Last Friday we listened to both sides of the story. Carol Curoe, a woman living with a female partner and raising two kids together with her, explained us why she opposed the amendment. She basically told us that not being able to marry makes her family life so much harder in everyday practicalities. Not just her life or her partner’s life, but their kids’ life too.

Reverend McAfee of African American baptist church in St Paul explained the other opinion. Some of his arguments were pretty alien to me.

For example, the racial connection. Because 1) black voters tends to be more conservative than voters in average and 2) Obama got a lot of goodwill in last election being black, therefore 3) he should have “engaged a dialog with a black community” before stating in public that he supports same sex marriage, and should generally feel ashamed for taking that stand in the first place.

Parts 1) and 2) are indeed true: black voters are in average quite conservative, and Obama is black. But sorry reverend, jumping to 3) from that is just surreal.

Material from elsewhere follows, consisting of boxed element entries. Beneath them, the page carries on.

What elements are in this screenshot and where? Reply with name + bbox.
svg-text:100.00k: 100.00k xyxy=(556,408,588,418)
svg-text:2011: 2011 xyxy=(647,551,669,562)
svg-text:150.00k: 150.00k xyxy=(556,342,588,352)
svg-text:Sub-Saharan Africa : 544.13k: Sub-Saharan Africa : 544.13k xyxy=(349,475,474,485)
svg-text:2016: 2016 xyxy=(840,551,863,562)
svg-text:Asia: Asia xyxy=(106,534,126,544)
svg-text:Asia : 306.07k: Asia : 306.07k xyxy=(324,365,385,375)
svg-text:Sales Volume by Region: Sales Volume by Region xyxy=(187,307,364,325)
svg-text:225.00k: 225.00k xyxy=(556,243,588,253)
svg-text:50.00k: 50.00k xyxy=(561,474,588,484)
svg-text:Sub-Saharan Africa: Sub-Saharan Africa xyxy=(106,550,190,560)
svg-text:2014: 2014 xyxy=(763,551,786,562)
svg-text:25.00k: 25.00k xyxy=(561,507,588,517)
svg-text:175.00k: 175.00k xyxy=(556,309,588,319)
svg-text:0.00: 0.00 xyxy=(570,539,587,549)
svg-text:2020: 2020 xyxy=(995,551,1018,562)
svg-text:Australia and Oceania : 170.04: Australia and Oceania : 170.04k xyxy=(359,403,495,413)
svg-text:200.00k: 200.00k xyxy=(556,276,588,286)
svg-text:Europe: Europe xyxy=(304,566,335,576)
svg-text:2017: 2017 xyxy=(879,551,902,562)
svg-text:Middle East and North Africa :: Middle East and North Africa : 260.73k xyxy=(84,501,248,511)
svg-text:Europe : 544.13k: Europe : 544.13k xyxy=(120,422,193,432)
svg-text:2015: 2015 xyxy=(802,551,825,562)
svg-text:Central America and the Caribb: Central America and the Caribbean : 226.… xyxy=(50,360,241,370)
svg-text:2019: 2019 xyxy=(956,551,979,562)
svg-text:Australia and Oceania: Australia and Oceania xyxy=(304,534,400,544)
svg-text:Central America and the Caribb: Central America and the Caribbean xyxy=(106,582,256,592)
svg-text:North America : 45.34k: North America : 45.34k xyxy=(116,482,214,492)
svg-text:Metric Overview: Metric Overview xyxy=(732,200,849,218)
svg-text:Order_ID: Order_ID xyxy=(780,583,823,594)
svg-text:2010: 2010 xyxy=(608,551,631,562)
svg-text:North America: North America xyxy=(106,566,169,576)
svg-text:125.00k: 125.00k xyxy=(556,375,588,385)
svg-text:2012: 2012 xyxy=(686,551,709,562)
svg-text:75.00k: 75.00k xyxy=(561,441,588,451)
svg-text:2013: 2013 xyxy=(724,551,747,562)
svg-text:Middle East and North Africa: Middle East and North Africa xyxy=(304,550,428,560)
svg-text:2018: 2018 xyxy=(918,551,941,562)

Then again, so is politics.

Reverend McAfee said to us that he doesn’t really care that much “about constitution” and other earthly affairs. But he was asked to support the anti-gay marriage stand in the constitutional election and he did it, because he thinks 1) homosexuality is sin and “blurs the line between man and woman”, and 2) he feels that Obama has let down his community.

There is a rhetorical act I hate: activist pretending to be a passivist, shying away from the responsibility. Reverend, if you really don’t care that much about the constitutional amendment, then you sure as hell don’t “have a press conference with an arch bishop at 18th day” about the matter. If you have, you are an activist. There is nothing wrong about being an activist.

But on the other hand, this really teaches us something important about everyday politics in the United States. The so called “conservative bloc” is really diverse, and sometimes arguments are spinned upside down in order to get political results. I would like to meet the spin doctor who got reverend McAfee on board on this campaign.

The reverend told us he has nothing against same sex civil unions, because they don’t step into the area of religion. On the other hand, he thinks homosexuality is a sin, as is adultery and premarital sex, which he would also vote in favor of banning in constitution “if there was a ballot about it”.

But he is pro-condoms, because if you are having premarital sex, “you’d better wrap it up man”.

“So the homosexuals are sinners?” one of us asked.

“Everyone is a sinner”, reverend replied, “and no sin is worse than the other.”

So God loves you, though resents who you love.

PS. Next Sunday we visited a babtist service in St Paul and watched reverend McAfee preach and sing to the audience of approximately 500 people. That service really was one big party, and I have to admire his singing capabilities. He was gentle and clement, no fire nor brimstone there. I’m sure that members of his parish would follow him to the gates of hell and back.